Clinical Reasoning AR
Third-year medical students know the theory but freeze at the bedside. I designed an adaptive tutor that makes them discover the clinical reasoning themselves, on a holographic patient, so the knowledge actually transfers. It’s built to ride on top of an XR clinical simulation platform.
The transfer gap isn’t only a knowledge gap, it’s a reasoning gap. So instead of explaining more, the tutor makes the student discover the reasoning themselves, then checks whether it survives a case they were never taught. Adaptive guided discovery, not content delivery.
The induction method here was derived and extended from an earlier text-based prototype, Aux, an AI learning tool for medical students that teaches clinical reasoning through guided discovery rather than direct explanation. It shows students carefully chosen contrasting cases and probes them to induce the underlying pattern, with the goal of building durable illness scripts.
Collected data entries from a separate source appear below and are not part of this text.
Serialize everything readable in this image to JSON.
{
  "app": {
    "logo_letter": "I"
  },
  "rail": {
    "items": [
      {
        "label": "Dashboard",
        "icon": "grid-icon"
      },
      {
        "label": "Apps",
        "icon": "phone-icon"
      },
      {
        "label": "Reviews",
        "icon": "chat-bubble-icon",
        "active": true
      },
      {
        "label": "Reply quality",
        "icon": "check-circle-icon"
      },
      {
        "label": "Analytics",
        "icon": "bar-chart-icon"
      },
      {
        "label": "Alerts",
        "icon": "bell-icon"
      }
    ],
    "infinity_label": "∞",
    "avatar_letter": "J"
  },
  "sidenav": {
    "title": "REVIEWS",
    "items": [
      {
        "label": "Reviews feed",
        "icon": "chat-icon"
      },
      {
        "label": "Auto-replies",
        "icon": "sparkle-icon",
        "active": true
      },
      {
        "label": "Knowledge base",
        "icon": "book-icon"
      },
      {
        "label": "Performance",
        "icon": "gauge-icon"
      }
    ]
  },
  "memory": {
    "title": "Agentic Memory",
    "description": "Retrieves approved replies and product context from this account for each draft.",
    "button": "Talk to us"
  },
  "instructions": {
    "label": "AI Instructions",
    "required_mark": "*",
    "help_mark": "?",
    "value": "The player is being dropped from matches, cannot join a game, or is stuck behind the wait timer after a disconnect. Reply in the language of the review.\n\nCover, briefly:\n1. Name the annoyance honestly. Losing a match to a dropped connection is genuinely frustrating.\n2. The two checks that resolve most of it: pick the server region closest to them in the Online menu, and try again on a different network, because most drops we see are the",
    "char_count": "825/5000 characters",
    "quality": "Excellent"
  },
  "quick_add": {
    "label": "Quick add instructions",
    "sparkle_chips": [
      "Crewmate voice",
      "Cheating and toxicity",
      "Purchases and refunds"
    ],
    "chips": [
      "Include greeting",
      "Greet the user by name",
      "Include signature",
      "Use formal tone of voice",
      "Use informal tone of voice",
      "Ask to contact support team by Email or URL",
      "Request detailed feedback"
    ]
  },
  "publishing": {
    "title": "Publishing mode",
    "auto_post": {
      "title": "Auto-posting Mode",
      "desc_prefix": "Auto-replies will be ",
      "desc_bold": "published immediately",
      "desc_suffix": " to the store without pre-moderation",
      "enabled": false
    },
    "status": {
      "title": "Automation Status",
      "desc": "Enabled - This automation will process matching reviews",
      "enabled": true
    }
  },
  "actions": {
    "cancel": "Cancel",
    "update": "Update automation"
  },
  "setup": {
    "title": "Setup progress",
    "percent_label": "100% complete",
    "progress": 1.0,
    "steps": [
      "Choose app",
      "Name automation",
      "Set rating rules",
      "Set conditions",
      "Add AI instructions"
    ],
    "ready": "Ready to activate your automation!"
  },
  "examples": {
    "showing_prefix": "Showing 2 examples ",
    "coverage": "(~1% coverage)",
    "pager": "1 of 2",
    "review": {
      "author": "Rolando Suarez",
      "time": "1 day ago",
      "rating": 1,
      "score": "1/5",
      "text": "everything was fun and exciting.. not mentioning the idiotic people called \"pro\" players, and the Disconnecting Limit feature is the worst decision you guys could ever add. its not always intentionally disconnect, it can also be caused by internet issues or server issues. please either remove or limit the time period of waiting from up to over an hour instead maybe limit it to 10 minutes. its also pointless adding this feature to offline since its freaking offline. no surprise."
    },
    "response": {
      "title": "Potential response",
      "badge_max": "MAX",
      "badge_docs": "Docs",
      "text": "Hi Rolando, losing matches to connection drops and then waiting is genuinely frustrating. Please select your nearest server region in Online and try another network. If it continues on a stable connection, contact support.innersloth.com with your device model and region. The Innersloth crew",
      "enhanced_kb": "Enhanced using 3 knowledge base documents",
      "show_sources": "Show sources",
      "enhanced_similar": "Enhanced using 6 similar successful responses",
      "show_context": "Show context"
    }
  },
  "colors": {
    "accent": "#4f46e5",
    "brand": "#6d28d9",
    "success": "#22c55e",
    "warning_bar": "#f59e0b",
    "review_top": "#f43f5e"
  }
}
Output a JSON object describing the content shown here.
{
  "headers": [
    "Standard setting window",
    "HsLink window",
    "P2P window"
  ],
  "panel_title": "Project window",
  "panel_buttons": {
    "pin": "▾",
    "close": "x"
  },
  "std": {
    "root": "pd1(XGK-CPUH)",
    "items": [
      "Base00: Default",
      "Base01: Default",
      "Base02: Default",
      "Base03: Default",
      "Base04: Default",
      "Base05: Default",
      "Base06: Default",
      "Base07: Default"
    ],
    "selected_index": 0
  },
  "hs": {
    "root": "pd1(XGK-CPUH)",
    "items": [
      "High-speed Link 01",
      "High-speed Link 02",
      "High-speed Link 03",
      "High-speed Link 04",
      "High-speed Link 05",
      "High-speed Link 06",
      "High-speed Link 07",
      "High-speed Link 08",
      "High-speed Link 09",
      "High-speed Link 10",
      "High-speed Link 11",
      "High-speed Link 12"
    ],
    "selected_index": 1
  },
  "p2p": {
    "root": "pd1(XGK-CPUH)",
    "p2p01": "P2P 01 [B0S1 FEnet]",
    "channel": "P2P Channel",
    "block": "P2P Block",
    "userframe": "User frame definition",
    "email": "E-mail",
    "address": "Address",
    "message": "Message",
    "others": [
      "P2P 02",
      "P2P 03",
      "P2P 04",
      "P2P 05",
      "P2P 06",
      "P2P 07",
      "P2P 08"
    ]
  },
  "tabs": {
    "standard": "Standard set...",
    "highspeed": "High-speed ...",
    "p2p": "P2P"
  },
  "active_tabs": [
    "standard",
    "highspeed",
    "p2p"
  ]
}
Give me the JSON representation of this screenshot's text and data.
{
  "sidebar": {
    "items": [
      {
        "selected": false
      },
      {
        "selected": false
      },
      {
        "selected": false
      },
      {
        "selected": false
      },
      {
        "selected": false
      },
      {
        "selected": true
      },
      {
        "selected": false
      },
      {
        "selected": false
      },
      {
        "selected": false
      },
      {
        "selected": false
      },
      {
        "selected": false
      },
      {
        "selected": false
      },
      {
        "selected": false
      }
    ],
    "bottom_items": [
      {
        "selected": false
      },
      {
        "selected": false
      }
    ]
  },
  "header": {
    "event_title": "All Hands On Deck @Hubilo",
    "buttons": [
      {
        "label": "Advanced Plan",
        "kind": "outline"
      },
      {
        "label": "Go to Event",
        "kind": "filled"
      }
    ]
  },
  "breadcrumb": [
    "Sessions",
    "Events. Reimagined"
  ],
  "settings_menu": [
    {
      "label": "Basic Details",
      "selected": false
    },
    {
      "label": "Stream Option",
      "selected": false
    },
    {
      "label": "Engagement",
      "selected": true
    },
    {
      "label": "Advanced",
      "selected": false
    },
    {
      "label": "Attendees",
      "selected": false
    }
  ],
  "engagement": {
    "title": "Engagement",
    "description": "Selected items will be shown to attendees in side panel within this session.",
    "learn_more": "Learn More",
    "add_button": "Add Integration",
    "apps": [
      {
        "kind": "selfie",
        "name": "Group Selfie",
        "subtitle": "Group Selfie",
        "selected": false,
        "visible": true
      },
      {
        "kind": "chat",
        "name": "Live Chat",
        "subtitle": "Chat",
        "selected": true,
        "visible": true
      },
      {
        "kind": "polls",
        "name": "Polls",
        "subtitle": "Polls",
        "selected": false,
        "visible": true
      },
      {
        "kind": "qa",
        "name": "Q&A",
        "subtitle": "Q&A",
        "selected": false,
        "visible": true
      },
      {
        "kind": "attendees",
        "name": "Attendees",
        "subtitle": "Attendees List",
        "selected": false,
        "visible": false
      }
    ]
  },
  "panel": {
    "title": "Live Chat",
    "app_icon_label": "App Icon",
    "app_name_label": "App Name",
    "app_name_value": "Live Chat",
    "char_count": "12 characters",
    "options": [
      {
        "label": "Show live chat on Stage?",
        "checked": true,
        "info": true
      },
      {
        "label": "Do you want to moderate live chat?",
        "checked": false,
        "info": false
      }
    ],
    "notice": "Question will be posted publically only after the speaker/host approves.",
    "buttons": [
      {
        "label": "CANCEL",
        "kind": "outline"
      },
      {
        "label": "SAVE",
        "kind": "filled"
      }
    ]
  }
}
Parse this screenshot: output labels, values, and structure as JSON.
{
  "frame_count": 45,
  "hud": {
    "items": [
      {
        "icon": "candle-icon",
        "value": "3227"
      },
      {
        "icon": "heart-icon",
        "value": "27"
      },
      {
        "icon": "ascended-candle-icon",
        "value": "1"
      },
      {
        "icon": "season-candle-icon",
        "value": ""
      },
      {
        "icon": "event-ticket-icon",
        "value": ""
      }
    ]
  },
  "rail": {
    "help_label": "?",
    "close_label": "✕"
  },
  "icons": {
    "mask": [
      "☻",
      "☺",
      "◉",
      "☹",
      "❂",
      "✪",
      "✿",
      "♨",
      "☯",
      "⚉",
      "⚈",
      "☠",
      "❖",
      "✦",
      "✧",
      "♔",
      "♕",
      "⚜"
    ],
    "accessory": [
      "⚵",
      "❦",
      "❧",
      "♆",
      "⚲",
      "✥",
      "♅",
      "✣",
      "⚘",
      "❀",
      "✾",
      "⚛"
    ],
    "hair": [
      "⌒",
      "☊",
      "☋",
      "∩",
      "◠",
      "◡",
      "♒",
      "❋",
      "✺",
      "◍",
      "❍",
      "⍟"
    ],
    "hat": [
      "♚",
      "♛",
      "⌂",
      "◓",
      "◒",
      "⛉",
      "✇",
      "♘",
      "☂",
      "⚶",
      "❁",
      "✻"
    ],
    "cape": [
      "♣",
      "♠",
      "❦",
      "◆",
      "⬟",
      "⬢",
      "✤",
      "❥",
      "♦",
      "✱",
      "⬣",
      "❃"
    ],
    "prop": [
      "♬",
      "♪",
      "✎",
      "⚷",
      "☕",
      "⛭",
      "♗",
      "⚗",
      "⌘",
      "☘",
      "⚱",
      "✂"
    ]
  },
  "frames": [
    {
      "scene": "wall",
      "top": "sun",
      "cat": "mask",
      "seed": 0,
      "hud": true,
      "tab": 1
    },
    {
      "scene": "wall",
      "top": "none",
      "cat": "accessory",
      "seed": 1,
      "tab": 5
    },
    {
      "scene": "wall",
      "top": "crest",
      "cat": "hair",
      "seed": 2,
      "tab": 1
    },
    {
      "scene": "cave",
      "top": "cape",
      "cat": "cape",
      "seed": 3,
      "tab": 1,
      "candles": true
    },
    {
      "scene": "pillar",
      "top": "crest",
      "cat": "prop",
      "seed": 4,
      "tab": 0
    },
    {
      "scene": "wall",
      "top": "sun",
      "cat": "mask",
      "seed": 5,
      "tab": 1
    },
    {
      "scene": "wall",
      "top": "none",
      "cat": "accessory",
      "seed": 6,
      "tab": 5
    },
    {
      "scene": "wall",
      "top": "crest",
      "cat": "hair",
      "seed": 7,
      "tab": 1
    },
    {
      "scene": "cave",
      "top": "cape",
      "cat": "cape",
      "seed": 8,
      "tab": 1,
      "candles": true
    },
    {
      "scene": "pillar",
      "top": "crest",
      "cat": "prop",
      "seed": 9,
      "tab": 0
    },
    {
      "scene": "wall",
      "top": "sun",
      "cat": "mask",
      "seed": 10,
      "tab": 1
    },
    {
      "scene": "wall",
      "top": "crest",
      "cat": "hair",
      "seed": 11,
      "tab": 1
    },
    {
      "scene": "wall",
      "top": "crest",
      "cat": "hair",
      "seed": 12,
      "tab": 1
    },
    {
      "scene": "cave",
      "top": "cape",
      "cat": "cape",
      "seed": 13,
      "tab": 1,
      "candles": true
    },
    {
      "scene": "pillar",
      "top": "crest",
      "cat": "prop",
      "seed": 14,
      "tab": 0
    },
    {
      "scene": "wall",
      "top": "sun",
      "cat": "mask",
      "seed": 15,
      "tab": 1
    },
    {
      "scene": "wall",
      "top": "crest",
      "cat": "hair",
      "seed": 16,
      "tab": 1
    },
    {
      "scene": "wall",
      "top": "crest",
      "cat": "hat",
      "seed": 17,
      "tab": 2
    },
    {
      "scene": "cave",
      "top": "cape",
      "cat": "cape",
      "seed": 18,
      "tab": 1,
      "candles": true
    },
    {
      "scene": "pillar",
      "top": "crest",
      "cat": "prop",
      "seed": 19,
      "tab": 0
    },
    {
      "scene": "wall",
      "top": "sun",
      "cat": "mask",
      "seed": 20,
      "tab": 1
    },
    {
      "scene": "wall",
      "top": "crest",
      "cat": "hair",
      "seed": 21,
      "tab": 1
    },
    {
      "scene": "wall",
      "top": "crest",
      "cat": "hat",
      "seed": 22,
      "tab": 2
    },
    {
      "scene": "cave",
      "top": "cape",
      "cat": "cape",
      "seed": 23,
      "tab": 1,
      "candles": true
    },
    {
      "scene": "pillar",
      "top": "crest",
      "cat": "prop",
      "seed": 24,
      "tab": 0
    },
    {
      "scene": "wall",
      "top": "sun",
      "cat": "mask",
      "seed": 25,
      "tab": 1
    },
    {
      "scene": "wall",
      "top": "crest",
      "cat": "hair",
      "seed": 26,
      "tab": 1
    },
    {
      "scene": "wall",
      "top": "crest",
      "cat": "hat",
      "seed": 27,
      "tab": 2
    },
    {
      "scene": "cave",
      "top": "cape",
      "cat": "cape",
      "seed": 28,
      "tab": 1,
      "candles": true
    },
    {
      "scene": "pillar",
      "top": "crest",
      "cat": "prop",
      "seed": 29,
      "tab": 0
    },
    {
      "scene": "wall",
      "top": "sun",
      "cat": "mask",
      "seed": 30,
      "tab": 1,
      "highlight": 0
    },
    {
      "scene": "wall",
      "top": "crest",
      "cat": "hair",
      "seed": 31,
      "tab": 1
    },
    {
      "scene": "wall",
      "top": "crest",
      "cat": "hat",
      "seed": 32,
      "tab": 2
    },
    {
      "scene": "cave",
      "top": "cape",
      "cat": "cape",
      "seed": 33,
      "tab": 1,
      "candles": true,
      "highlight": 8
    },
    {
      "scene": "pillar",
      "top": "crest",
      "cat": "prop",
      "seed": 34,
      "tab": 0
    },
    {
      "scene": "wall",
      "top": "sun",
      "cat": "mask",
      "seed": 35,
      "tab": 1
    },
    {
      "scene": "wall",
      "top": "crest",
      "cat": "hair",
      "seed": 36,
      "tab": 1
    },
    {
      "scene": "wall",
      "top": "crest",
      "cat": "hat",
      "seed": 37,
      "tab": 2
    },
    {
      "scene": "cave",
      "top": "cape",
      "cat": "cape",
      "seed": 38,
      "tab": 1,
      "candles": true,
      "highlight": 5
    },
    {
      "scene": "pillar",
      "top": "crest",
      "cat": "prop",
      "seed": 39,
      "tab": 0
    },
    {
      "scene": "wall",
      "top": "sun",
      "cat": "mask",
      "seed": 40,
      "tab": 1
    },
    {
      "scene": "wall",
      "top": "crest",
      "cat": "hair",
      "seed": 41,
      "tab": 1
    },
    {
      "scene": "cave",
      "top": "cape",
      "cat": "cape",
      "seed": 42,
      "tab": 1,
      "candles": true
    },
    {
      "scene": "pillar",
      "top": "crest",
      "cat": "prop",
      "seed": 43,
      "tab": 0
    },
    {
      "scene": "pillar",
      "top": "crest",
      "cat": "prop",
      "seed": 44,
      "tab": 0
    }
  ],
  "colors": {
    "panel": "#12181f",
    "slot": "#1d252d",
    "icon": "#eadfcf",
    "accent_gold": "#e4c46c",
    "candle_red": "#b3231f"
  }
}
This case study takes that method and extends it onto a holographic patient.
The problem & the opportunity
Third-year students can recite the mechanism of heart failure and still freeze at the bedside: their knowledge is inert, filed by discipline instead of by clinical cue. XR simulations render impressive patients, but a scripted scenario runs the same for everyone; it can’t adapt to how a particular student reasons. The platform owns immersion; transfer needs a tutor that responds to each learner’s thinking.
A byproduct: the reasoning becomes measurable
Because the student reasons in the open (free-text, step by step), the thinking is no longer hidden, and two things fall out of that. An instructor who can’t sit beside 120 learners gets a per-student read on who’s guessing, who’s pattern-matching, and who can transfer, with per-node mastery (observe → localize → discriminate → confirm) and the exact step where reasoning broke. And the method validates itself without a bolted-on exam: the signal is a transfer check, a never-taught presentation of the same illness script: did the reasoning fire on an unseen case, or only the one they practised? Both are genuine benefits, but they fall out of the method rather than drive it.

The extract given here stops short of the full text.